In the first chapter of Blackout, THIS IS SO SURREAL. Intrigued? Then it’s time for Mark to start Blackout.
I mean, WHO THOUGHT WE’D EVER BE AT THIS POINT? Like, okay, clearly I have never read a series like this in my whole life. Narrator of first book dies at the end of said book, their brother takes over narration, and the original narrator takes over in the third book? WHAT THE FUCK.
And Mira Grant uses all this weirdness to her advantage to give us one hell of an opening for Blackout. Of course, my videos for this chapter are mostly me going, “HOW IS THIS POSSIBLE” for one important reason: How is any of this possible? How can Georgia be here, and how can she have memories of her own death? But I am quickly realizing that this is not the question I need to be asking. It’s now more important that I know why this has happened.
There are enough clues here to confirm that Georgia is being held at a CDC facility, and I’m pretty damn positive that it’s in Memphis as well. That would explain Dr. Wynne’s hellish reaction to Shaun and company, at least partially. He needed to get them out of the facility without discovering that Georgia was there. (It’s a theory. I want to either make myself more prepared than ever, or I’ll just inspire a wave of nunnery instead. Whatever, I think this is a good theory!) Even the end of this chapter, which features Georgia’s shocking revelation that she knows she is a clone, gives us some sort of closure. Okay, so that’s what this is. The CDC cloned Georgia.

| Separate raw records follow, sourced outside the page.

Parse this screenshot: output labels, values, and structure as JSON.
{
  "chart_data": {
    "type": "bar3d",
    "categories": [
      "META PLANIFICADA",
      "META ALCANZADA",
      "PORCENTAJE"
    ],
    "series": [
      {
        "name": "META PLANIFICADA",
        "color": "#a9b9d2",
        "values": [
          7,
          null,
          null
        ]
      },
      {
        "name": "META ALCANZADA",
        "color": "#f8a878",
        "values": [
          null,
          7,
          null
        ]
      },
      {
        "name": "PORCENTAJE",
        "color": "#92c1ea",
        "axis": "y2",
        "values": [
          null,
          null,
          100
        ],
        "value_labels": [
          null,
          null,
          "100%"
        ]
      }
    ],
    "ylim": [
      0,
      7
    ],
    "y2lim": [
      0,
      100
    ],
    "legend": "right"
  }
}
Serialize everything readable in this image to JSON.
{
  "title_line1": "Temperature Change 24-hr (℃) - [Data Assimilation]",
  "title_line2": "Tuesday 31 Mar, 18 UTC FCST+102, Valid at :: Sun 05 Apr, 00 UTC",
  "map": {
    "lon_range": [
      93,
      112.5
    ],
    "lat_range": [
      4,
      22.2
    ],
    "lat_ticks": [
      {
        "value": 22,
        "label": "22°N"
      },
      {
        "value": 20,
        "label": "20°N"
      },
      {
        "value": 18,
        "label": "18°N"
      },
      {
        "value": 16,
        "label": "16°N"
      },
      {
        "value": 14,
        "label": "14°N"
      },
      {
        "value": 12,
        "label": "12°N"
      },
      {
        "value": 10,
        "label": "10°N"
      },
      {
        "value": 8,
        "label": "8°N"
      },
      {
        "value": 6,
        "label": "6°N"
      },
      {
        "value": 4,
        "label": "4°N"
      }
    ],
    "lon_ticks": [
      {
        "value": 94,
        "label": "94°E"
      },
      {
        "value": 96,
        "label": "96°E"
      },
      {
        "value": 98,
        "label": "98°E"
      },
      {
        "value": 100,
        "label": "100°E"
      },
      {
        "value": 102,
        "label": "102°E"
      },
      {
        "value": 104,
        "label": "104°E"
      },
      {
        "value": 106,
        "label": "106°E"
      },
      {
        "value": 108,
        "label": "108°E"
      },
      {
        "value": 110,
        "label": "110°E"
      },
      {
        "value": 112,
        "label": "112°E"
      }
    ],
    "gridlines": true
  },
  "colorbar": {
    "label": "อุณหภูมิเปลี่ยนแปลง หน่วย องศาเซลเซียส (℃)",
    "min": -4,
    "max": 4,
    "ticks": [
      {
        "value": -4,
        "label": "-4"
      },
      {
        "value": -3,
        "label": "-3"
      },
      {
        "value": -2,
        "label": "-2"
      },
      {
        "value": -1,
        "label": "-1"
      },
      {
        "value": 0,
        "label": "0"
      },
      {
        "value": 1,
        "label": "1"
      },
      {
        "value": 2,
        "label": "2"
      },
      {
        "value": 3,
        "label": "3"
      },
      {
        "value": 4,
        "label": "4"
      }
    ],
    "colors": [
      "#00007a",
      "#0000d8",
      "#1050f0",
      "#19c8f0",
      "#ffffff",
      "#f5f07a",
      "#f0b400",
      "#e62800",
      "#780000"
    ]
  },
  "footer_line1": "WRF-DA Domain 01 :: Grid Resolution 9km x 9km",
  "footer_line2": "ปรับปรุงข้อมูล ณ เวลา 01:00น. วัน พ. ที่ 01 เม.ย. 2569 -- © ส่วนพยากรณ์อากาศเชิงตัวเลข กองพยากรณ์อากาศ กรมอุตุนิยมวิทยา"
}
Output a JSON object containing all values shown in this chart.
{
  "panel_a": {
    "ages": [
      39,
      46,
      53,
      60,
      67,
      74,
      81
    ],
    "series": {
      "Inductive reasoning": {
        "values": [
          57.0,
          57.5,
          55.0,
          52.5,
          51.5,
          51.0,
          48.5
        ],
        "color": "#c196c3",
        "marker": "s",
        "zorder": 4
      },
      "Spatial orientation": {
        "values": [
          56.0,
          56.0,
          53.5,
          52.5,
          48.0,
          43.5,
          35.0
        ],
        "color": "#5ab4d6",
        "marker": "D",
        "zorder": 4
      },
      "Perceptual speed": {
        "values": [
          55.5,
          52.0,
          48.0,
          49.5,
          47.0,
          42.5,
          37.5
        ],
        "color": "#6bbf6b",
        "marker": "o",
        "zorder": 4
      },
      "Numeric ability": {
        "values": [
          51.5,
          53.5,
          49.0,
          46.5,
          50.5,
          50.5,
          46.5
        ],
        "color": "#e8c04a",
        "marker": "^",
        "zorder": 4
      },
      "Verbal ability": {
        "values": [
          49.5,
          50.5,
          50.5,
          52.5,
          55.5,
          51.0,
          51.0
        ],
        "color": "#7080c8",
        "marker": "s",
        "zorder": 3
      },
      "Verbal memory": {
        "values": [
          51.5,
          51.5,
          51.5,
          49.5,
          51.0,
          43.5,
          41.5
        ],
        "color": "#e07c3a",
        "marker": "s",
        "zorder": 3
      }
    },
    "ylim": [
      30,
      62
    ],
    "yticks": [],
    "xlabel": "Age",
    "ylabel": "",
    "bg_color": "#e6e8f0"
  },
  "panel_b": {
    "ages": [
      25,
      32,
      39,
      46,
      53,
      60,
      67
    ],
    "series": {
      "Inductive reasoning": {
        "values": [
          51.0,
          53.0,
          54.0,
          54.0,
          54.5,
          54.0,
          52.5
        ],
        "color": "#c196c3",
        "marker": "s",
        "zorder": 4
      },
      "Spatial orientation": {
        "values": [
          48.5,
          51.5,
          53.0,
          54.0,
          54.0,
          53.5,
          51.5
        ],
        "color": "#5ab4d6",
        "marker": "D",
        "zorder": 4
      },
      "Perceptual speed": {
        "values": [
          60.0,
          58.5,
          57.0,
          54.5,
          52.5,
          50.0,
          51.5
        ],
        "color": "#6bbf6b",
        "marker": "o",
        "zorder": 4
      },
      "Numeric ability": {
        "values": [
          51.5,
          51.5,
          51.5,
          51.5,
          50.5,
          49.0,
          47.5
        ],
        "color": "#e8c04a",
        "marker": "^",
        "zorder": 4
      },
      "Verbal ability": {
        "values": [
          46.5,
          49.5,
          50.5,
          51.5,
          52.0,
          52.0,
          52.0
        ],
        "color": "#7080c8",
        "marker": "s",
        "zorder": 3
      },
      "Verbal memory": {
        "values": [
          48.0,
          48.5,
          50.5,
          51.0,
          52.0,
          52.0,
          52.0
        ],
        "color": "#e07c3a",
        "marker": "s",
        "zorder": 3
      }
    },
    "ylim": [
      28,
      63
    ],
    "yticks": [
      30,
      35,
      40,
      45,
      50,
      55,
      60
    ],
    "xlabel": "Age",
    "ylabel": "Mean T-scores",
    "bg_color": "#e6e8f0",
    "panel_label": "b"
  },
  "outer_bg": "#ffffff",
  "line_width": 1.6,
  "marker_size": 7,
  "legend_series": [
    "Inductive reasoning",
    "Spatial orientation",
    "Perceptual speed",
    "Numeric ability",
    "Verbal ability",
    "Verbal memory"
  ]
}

BUT WHY? For all the surreal, unsettling things that we see and experience in this opening chapter, it’s the one question that remains as unanswered as it was in the very beginning. Clearly, the scientists working on her did not expect her to wake up and be cognizant this soon. They’re watching her for a reason, and they also have the need to guard her heavily. BUT. WHY. WHY. WHY.
To be fair, Georgia’s not in a state to start asking these questions, at least in the context of her experience. She wants to know where she is and what happened, but she hasn’t quite made it to a point where she can start discerning the ultimate goal of these people. This chapter is largely about sensory perception. What does Georgia see around her? How has her own physical body changed? How do the people around her behave in her presence? Grant goes to great lengths to assign meaning to all of these things because it’s all that Georgia has. She is a journalist, and you can see how natural it is for her to immediately shift right into that role. She observes. She collates details. She connects the dots. And when the time comes, she asks the right question. She clearly had already figured out that the inconsistencies in her own body must be due to cloning, so she picks the question that will put Dr. Thomas off-guard.
The blog post that ends this chapter is also brilliant because it gives us more insight into what’s happening with Shaun without any narration from him. It was neat to see that Dr. Abbey was in contact with Dr. Shoji, and I fully expect an awesome montage sequence with all the rogue doctors. I NEED THIS IN MY LIFE. Anyway, like the chapter proper, Dr. Abbey’s email really drives home the idea that Grant is going for a surreal atmosphere in Blackout. I am all for this book getting super weird, as long as I do get some answers behind what’s going on. Looks like I’ll have to wait a while for them, but I’m fine with that if the journey is going to be as fun as this first chapter makes it seem.